Shakespeare & Company by Sylvia Beach
With an introduction by James Laughlin
Lincoln: University of Nebraska Press, 1991.
Originally published in 1959.
When he heard that a friend was going to Paris, Lewis Buzbee handed him a copy of his novel and asked him to slip it onto the shelves of Shakespeare and Company. When he went to Paris himself, years later, he was gratified to see that it was gone. The store to which Buzbee’s friend took his book was not the original Shakespeare and Co. Beach’s store never re-opened after WWII, in spite of Ernest Hemingway’s having arrived to liberate it in a uniform still stained with blood. The store is George Whitman’s, who renamed his own store in honour of Beach and with her permission, and then named his daughter after her. It is she who now runs things at Shakespeare and Company, and the legacy of the bookstore as magnet for literary community lives on.
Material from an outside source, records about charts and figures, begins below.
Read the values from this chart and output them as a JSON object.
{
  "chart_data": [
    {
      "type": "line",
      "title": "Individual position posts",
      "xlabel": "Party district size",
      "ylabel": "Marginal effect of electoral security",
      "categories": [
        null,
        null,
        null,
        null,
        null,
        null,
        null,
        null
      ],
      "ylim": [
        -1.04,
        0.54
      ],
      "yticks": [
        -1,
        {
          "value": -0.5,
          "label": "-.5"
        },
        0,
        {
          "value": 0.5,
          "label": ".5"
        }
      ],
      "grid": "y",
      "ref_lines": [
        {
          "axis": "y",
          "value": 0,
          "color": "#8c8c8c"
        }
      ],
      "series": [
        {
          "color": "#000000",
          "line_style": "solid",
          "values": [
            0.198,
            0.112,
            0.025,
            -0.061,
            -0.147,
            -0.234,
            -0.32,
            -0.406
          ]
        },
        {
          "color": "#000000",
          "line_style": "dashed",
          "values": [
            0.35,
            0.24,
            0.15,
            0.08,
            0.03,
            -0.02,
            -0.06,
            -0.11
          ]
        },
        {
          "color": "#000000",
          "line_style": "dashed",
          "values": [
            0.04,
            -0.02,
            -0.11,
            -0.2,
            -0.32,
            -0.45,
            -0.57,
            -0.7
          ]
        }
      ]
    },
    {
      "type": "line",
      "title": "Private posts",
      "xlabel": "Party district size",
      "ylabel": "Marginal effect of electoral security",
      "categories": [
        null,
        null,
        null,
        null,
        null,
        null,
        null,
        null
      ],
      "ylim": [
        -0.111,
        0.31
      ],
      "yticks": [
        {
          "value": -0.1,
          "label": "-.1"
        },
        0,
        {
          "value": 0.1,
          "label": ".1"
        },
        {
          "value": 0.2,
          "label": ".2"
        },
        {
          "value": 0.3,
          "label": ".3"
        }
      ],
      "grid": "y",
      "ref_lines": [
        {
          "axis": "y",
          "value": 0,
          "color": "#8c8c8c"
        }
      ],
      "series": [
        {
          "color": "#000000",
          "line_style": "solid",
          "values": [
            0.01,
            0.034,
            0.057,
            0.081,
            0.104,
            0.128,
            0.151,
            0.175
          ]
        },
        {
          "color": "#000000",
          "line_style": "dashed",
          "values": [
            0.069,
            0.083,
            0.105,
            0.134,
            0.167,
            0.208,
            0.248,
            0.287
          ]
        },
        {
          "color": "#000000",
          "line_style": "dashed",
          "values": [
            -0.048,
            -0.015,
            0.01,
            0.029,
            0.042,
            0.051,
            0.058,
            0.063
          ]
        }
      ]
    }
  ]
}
It was Buzbee’s tender anecdote that finally gave me the push to read Shakespeare & Company, which has been on my TBR list for a long time. Sylvia Beach is called the midwife of modernism, and her bookstore was the centre of literary Paris in the twenties and thirties. In 1922, she published James Joyce’s Ulysses when no publisher in Britain or America would touch it, and much of her memoir is devoted to telling the story of the gestation, birth and growing pains of that book. She also recounts her relationships with Hemingway, Gertrude Stein, Alice B. Toklas, Paul Valery, Andre Gide, Archibald MacLeish, F. Scott Fitzgerald, Thornton Wilder, John Dos Passos, Allen Tate, and many others. For those who are interested in the Lost Generation and in some of the personal dynamics at work behind their work, this is a useful source.
Sadly, I found Beach’s memoir to be a bit of a slog. It was fascinating, alright, and there are many anecdotes to delight the reader, but the voice, form and content all lacked sufficient variety to keep the thing aloft.
I’ve been wading through it for over a week, and it wasn’t until yesterday that it occurred to me that though she may have been the midwife of modern literature, she herself did not have the antecedents of great memoirists to guide her in her own writing. She broke new ground in publishing, she was a magnet to literary talent, she inspired in her customers a profound loyalty, and she had a love of books that few could rival. What she did not have was a form to do justice to her own inscription of her place in the history of letters.
The literary form of autobiography is as old as the hills (St. Augustine’s Confessions), but before the late 20th century, there is little in the way of play with its form. To the extent that there was, it tended towards the blurring of fiction and autobiography (Robinson Crusoe), and fictionalizing her life is not what Beach wanted to do. She wanted to write a history of her bookstore, and literature failed to provide her with a more lively model for the way to write that history.
Readers are still policing the boundary between truth and fiction (remember the brouhaha over A Million Little Pieces?), but for me the interest in memoir lies in its ability to bridge opposites, not suspend them in tension. Anne Fadiman, one of my favourite essayists does this best where books about books are concerned. In Ex Libris and At Large and at Small, she connects the intensely personal act of reading and collecting books with bigger stories, bigger contexts.
One of my favourite books of the past year is Susan Olding’s Pathologies: A Life in Essays. She takes the personal essay to new places, puts it to interesting uses, gives it a fresh shape. It is Olding’s form that is so often the reward of reading her essays. They are fresh and startling and often biting. I like that.
All of this to say that I really wanted to love Shakespeare & Company, and was disappointed when I didn’t. I am always willing to admit that it may be my fault for a poor fit, and I am glad to have come to my realization that Sylvia Beach just needed more interesting precedents to guide her writing. She is not her own best storyteller, but I hope one day to find someone who will tell her story well.
I got this book for my birthday in May and have been looking forward to it. Sorry to hear you were disappointed in it!
I hope I’ve not taken the anticipation away. Like I said, I think it was a poor fit as much as anything. She is a fascinating person, I just didn’t find her prose style fascinating. I’m on to her letters and biography next….
I love the idea of this bookshop and Sylvia Beach (who wouldn’t?), but I don’t care for most of the Lost Generation. Fitzgerald’s the only one I love.
Thank you so much for this lovely and completely unexpected commendation! You have a lovely site; I love the idea of writing about books on books. I will link to it.
Thank you. I love my books about books! Thanks for the link.